Effectual · UX Engineering · Effectual 2025

The Housing Tool @ DOJ

How might we reduce a multi-day staff workflow to minutes without sacrificing compliance?

Role UX Engineer, Interaction Designer, Front-End Dev
Tools HTML, CSS, JS, Bootstrap
Team Solo

Outcome

Transformed a 2-day, record-by-record review process into a 5-minute batch workflow. Direct feedback from the Chief Developer: "cleanest solution" in his tenure.

Simplifying a workflow for those that spent hours in it

Staff managed housing assignments through a form-based tool that processed one record at a time. With dozens of transfers to process and no way to see the full picture, the work stretched across days.

One record per form

No overview or batch submission. Each housing assignment required a separate form submission, forcing staff to context-switch constantly with no sense of overall progress.

No filters or shortcuts

The members list was a plain table with Edit links per row. There was no way to filter, sort, or select groups of records.

Repetitive workflows without useful validation

Staff repeated the same steps for every record with no inline feedback and no help to follow up on mistakes after validation failure.

High time cost for high-stakes tasks

Housing assignments are compliance-critical. The tool made an already high-stakes process slower and more error-prone than it needed to be.

Lean UX, but with code

With no dedicated design process, Figma files, and no analytics to pull from, the approach was direct: build fast, test with stakeholders, iterate.

Coded prototypes were my wireframes. Each mockup was coded directly in HTML, CSS, and JavaScript to force design discussions. Stakeholder feedback sessions drove the direction, and every round surfaced something new to optimize.

The original experience

Two separate tools to manage what should have been one workflow.

Before Legacy interfaces used in production
Legacy members list: plain table with one Edit link per row, no filters or batch actions

Members list - one Edit link per record, no filters, no batch control

Legacy single-record form requiring individual submission per housing assignment

Single-record form - one submission per assignment, no overview

The matrix: batch control in a single view

The redesign replaced two disjointed tools with a single Bootstrap matrix - with all records visible and included filters, batch toggles, and inline validation.

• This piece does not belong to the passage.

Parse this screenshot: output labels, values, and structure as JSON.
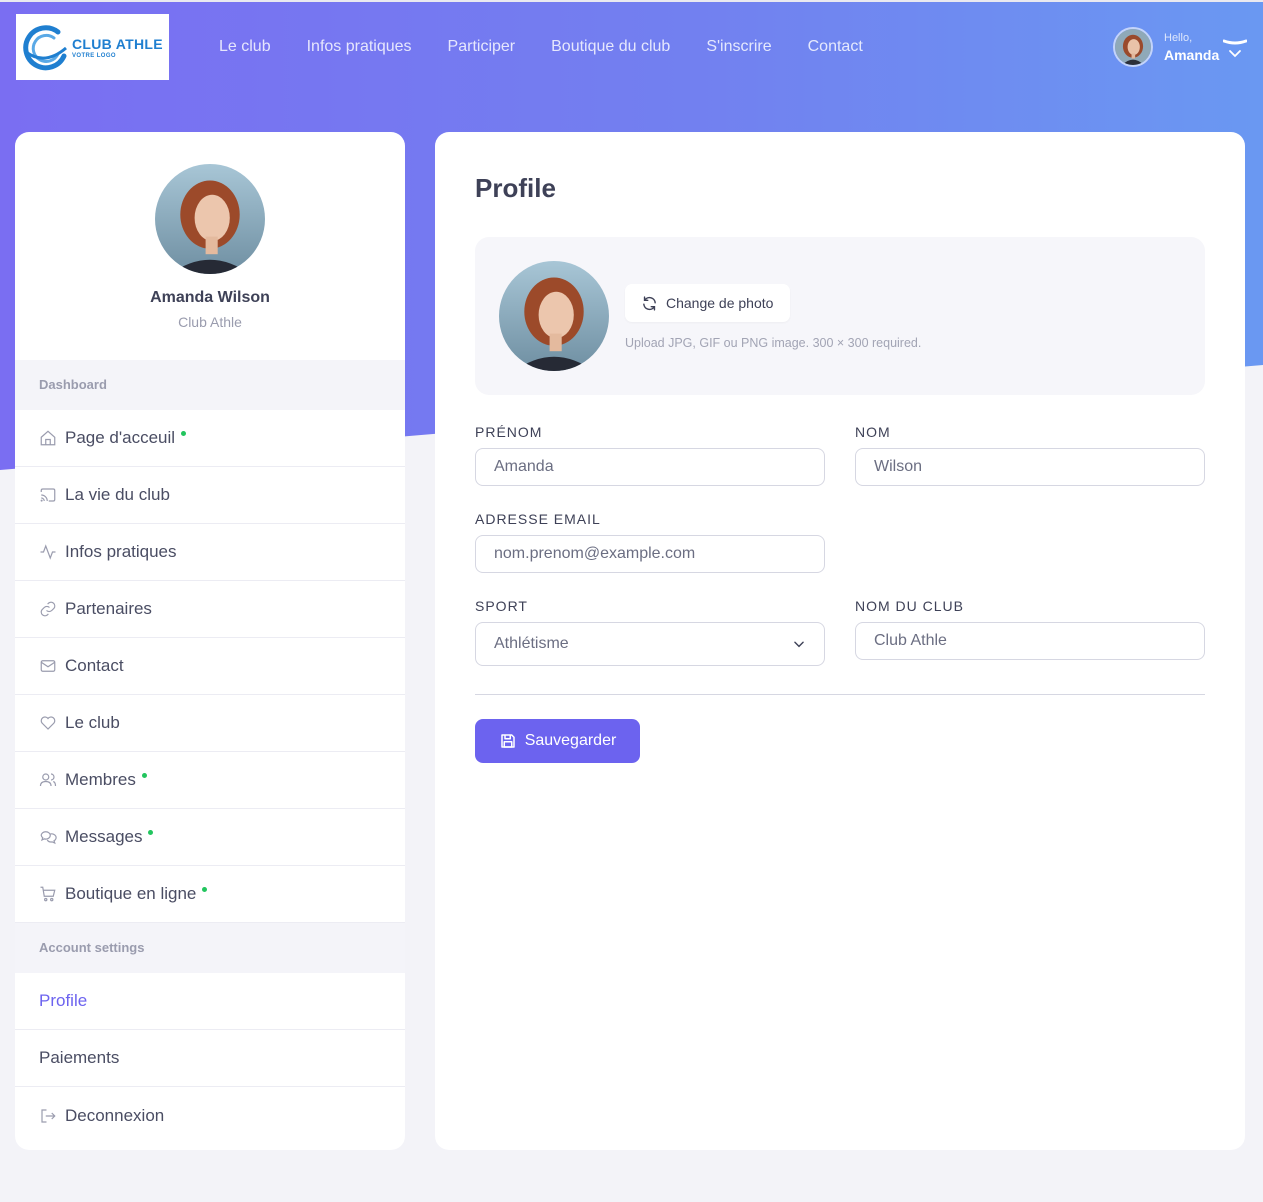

Staff could review and act on a full roster.

After Built and shipped: Bootstrap matrix with filters and batch assignment controls
Redesigned housing matrix: Bootstrap grid showing all records with filters, batch toggles, and status indicators

Housing matrix - all records at once, with filters and batch toggles replacing per-record forms

From days to minutes

2 days to 5 minutes

A workflow that previously required processing each housing record individually - across multiple days - was collapsed into a single batch operation. Staff could review the full roster, apply filters, and confirm assignments without leaving one screen.

Direct recognition from leadership

The Chief Developer called it the "cleanest solution" in his tenure - unsolicited feedback from the most senior technical voice on the project.

"Cleanest solution" - Chief Developer, DOJ

Playing every role at once

This was a rare case where I got to play technologist, designer, and product owner. With no access to analytics, no dedicated designer, and limited time, I leaned into what I knew best: building prototypes in code, gathering feedback through stakeholder demos, and optimizing for real-world use.

It was here I learned that design is iterative and fast: there are always data-backed improvements to make and not enough time to do it all in the first go.

All visuals shown are recreations designed to reflect the original experience. Due to DOJ confidentiality constraints, direct screenshots or code were not used.